Parece que foi ontem.
VISITAS
Hoje, mais uma visita.
Quando cheguei já
estava a amiga da minha com o marido e o filho. Durante a fase de adaptação dos
meus pais na casa, nos estranhamos muito, afinal, ela se achava no direito de
ser contra, mesmo percebendo a situação deles como estava e que permanecer em
casa era pior. Com o tempo, melhoramos nosso relacionamento. Foi mais uma das
pessoas que me estressaram. Acredito que com o tempo foi vendo que foi melhor
assim, para todos.
Depois chegou meu
primo, que levou meu tio e minha tia, irmãos do meu pai. Meu primo aparece a
cada 3 meses, minha tia até mantém um certo contato, mas, meu tio, aparece cada
vez menos, graças a Deus. Só acho estranho não querer saber notícias do meu
pai, pois, não telefona, não entra em contato e não tem como ter notícias
através de outras pessoas, enfim.... De certa maneira é um favor que me faz,
pois, foi a pessoa que mais se meteu e, claro, a que menos ajudou. Quanto aos
outros, sei que têm seu afazeres e prioridades e cada um mantém contato como
pode ou quando quer, como exemplo cito um amigo do meu pai que mora em outro
estado e liga sempre para saber dele ou para falar com ele.
Gosto quando eles
recebem visitas, mas, visitas que compareçam para vê-los, conversar, matar
saudades e não para procurar defeitos. Meu tio perde tempo, aliás, gasta a
maior parte do tempo dele procurando algo para criticar e não aproveita a
companhia do próprio irmão. É uma pena. Faz questão de ser antipático comigo
como se eu fosse o responsável pela doença dos meus pais. Fazer o quê, né,
problema é dele. Eu faço a minha parte, aproveito a companhia dos meus pais,
procurando distraí-los, conversar e interagir todos, para fazer daquele momento
o mais agradável, principalmente para quem está recebendo a visita, pois,
precisam de sorrisos, afagos, carinho e muita, muita energia boa.
OFTALMOLOGISTA
Há alguns dias atrás meu pai apresentou uma
irritação nos olhos. O médico indicou que o levasse a um oftalmologista. A
própria responsável pela casa marcou a consulta e foi junto comigo para
levá-lo. Fico imaginando como seria se ele não estivesse lá.
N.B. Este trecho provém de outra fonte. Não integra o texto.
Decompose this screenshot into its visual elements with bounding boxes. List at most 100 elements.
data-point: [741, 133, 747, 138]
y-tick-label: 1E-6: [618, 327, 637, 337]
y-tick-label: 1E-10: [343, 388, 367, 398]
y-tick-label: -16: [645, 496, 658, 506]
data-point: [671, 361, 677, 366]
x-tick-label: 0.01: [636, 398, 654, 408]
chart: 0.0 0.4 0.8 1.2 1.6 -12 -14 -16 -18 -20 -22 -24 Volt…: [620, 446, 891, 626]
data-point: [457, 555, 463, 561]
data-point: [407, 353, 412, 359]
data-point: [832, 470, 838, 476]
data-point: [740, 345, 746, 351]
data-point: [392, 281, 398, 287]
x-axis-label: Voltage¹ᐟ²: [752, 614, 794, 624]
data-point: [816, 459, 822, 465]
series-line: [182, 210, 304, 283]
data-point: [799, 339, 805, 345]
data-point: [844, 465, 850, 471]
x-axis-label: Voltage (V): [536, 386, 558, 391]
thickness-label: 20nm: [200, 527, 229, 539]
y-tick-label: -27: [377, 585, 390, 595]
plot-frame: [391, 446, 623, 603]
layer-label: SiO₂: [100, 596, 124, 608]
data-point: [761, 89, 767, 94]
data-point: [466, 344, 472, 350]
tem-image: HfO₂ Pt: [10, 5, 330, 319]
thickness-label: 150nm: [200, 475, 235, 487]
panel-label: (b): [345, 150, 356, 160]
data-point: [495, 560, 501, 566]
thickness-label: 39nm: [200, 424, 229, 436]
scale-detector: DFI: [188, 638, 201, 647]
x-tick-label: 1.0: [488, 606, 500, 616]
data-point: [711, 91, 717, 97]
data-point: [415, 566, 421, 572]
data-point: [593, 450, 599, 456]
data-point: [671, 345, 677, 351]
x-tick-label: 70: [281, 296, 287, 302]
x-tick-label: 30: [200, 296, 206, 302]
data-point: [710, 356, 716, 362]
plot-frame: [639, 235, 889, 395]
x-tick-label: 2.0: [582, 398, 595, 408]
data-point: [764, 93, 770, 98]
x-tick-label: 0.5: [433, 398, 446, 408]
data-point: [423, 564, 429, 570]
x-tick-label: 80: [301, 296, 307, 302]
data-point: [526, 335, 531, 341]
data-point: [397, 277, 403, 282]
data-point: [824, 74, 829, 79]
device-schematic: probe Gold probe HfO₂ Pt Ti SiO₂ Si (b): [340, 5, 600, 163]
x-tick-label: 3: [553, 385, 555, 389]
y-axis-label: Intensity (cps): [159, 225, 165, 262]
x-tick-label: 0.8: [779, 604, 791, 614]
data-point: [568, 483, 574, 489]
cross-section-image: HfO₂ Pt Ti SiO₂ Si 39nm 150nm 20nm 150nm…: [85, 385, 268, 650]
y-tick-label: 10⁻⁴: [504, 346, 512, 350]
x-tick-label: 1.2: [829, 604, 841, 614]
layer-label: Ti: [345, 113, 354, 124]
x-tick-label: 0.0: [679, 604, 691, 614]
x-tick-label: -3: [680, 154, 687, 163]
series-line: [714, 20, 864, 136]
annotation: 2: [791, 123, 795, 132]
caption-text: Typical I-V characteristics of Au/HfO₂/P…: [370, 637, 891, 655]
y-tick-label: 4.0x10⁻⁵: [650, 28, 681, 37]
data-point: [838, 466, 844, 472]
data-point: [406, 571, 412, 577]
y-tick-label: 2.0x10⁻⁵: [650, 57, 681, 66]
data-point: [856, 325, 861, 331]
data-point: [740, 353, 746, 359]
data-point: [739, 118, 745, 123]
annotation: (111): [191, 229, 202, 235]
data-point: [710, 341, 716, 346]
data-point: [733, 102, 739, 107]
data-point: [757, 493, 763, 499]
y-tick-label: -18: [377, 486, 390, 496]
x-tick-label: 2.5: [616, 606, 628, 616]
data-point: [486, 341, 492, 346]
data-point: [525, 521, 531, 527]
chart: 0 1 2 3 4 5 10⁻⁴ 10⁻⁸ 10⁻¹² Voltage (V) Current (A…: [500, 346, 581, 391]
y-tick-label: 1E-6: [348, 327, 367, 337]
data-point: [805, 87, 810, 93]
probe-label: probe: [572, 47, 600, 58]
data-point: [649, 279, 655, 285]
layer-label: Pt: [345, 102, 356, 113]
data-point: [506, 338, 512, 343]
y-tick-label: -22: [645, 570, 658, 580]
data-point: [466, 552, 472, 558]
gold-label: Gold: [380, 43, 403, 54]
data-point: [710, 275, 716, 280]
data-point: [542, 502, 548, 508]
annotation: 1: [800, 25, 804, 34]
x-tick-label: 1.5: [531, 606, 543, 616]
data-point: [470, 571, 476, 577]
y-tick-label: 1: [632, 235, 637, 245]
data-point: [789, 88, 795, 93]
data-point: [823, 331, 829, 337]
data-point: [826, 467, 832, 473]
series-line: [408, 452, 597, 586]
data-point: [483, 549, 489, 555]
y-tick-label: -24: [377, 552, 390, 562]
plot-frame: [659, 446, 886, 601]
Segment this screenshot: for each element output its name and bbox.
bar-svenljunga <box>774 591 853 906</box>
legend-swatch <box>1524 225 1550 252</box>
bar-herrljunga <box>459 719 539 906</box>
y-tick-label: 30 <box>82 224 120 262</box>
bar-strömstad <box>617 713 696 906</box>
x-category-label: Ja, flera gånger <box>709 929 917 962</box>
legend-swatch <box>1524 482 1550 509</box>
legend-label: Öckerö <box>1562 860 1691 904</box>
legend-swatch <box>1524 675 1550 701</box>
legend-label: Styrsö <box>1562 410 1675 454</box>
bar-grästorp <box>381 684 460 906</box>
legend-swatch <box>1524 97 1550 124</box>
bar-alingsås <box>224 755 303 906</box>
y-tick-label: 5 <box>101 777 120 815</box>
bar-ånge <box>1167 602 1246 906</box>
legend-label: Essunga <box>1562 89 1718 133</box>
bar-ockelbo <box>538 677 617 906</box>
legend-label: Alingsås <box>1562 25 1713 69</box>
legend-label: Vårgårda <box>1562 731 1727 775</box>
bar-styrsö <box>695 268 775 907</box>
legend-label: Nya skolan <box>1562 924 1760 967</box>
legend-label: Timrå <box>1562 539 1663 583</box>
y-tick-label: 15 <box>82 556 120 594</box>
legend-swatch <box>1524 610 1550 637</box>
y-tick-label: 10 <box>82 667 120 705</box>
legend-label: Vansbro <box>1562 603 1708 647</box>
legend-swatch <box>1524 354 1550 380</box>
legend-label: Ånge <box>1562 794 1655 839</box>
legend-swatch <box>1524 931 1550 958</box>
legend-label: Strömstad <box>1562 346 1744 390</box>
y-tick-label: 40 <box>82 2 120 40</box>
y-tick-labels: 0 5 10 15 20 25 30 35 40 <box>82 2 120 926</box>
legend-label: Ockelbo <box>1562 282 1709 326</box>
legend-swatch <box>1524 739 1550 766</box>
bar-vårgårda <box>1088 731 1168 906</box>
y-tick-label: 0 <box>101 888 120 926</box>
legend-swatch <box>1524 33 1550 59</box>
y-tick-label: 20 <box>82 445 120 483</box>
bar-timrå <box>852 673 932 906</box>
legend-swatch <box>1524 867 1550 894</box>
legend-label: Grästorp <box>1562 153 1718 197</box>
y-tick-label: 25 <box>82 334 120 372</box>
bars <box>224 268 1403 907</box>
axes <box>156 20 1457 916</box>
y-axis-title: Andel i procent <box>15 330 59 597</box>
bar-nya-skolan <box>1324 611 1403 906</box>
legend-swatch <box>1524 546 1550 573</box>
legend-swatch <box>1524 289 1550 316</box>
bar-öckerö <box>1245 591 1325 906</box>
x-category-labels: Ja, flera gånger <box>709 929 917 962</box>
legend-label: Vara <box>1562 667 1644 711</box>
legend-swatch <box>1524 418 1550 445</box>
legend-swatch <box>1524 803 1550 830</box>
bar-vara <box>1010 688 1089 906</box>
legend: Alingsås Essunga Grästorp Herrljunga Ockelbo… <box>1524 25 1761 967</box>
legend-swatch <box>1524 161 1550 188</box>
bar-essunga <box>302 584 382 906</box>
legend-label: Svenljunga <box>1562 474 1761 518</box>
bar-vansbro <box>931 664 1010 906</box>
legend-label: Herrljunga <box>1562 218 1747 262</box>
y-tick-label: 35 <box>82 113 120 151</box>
Provavelmente
acharíamos que era uma alergia e se tivesse que levar ao médico, não teríamos
os cuidados de lembrar de informar que se tratava de um idoso, de saber se o
lugar tem cadeira de rodas para ele usar, de pegar um encaminhamento médico
para priorizar o atendimento por se tratar de idoso que requer cuidados, enfim,
situações que fazem toda a diferença tanto para o idoso quanto para o
acompanhante em uma situação dessas. Ter que lembrar de todos os detalhes e
ainda lidar com a preocupação não é tarefa fácil.
Na consulta, a médica foi super atenciosa e
fez os exames clínicos necessários. Falou que ele tem um pouco de catarata, mas
que não valeria a pena operar devido à idade e a situação que se encontra,
seria muito sacrifício para ele. Quanto ao problema dos olhos ela disse que se
tratava de uma inflamação causada pela flacidez da pele e pelo fato de os
canais lacrimais já não funcionarem direito, ou seja, uma coisa puxa a outra e
assim não há lubrificação suficiente e o canal fica obstruído, já que não sai a
lágrima para limpar os olhos. Ela limpou os olhos dele, mostrou como deveria
ser feito e passou a medicação para tratar a inflamação e um colírio para
cuidar da lubrificação. Mais cuidados para se ter, limpar os olhos e colocar o
colírio.
Pergunto: será que em casa, com pessoas não
habilitadas ou sem um exército de cuidadores, seria possível dar o tratamento
adequado para tantos detalhes?
No fim da consulta, voltamos. Ele meio
acordado meio distante. Mas observando em volta. Apenas mais calado.
E o corpo humano é assim: a idade vai trazendo
consequências e as coisas já não funcionam mais tão bem. Aos poucos os sintomas
do tempo vão se mostrando mais e mais.